I know my house is messy, over flowing with my books and Llion's computers, but I have been round and round my seven bookcases, even using a torch in the darkest corners all to no avail.
I don't actually need it, not at this precise moment anyway, but you know how it is - I won't be able to rest till I track it down. I'm now trying to persuade myself I'm more likely to find it if I do some long-overdue house work and tidying, but I'm afraid I'm losing that battle too.

Monday, November 19, 2007

Monday

To-day is really a Monday day. The fog has cleared a little, but it's still pretty cold; (I've found in the past that up my hill can be 9 or so degrees colder than in Bangor), at least we didn't have snow. In a way I'm quite envious of you who are at work, once one got to work, though that wasn't necessarily easy, what the weather was doing outside didn't really matter. On a day like this one doesn't really want to go out, but my dog does want to, so I'll have to brace myself, I need to take the rubbish to the tip anyway.
I am told that there is a rubbish collection here on Tuesdays, but in thirty years I've never seen a collection lorry/van, I do wonder if it does really exist. In my case I would have to take my rubbish down to the road anyway so why not take it all the way to Denbigh? But I never mention at the tip that I actually live in Conway, I'd have to take it to Mochdre if I did! I couldn't really claim that my rubbish came from my Denbighshire field, there isn't a house there.
It does, from time to time, cause problems that I have a field in Denbighshire and the address is Denbigh, but the rest, including the house, is in Conway. The Conway/Denbigh border is a tiny stream arising on my land all of a couple of inches wide.

Sunday, November 18, 2007

Sunday

Have you noticed a strange thing? Now we've had our second lesson with Pat our blogging has reduced considerably?
Not that I've anything particular to report from the last few days. Brenda and I had lunch together on Friday, the Manor House in Ruthin. Very nice but a bit pricey for every day as well as which the portions are a bit modest, we made up for that by having a robust pudding to follow our small but delicious first courses.

Wednesday, November 14, 2007

Wednesday


This is the book I mentioned last night
It is a bit expensive £12.99 but well worth it. There is a wealth of interesting, useful and sometimes obscure information.

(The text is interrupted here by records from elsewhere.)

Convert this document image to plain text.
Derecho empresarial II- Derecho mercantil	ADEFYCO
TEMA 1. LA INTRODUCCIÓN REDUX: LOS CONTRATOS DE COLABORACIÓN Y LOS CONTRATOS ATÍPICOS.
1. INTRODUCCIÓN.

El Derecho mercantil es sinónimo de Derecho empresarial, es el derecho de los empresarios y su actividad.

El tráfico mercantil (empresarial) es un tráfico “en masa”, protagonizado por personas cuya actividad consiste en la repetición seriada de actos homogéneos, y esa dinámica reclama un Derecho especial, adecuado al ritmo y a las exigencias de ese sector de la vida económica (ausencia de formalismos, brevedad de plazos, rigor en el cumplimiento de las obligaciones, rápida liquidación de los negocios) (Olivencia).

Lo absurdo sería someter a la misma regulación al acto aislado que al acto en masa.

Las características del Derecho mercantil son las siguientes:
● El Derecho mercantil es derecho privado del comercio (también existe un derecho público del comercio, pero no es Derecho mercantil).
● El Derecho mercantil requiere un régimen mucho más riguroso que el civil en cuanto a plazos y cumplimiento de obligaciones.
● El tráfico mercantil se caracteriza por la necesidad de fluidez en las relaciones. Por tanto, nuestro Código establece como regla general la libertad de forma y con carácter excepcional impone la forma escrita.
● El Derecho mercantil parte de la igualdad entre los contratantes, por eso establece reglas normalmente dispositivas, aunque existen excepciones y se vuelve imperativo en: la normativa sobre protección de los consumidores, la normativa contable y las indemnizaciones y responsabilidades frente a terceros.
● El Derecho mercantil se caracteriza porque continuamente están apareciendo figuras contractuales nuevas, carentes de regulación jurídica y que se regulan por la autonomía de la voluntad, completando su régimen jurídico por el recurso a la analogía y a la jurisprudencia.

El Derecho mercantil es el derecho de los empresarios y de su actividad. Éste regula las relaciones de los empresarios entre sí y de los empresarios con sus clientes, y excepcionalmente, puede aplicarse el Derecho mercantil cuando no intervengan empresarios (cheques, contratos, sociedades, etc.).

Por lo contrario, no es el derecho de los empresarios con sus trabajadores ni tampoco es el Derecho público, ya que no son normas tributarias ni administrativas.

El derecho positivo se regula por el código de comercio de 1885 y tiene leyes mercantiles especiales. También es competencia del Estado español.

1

One would think that this is a very lazy way to make a blog entry, but as usual I go all round the houses, losing pictures between my scanner and posting them. I really should write myself an instruction!

Monday, November 12, 2007

Monday

If you read the 'Books' part of the Sunday Times ignore the rest of this paragraph.
'As clever as a bag of ferrets and as trivial as a perch of canaries.' Who about whom? Virginia Woolf about Noel Coward, 1920's. I always wish I had the knack of memorable insults.
See you all to-morrow.

Sunday, November 11, 2007

Sunday

Spent all morning on an idea for the portfolio. A leaflet about my early life - I'll have to leave it to stew for a bit and see if will really fit in.
Alison, I can open alifrog but not kermitfrog, I can't see why you can't get in to it. Hope you read this, kermitfrog doesn't seem to be available and if I leave a message on alifrog you won't be able to see it anyway.
I think we're just fortunate, we've been with the same dental practice for 30 years, I'm a hybrid, NHS for most things and the odd Private if it's purely cosmetic!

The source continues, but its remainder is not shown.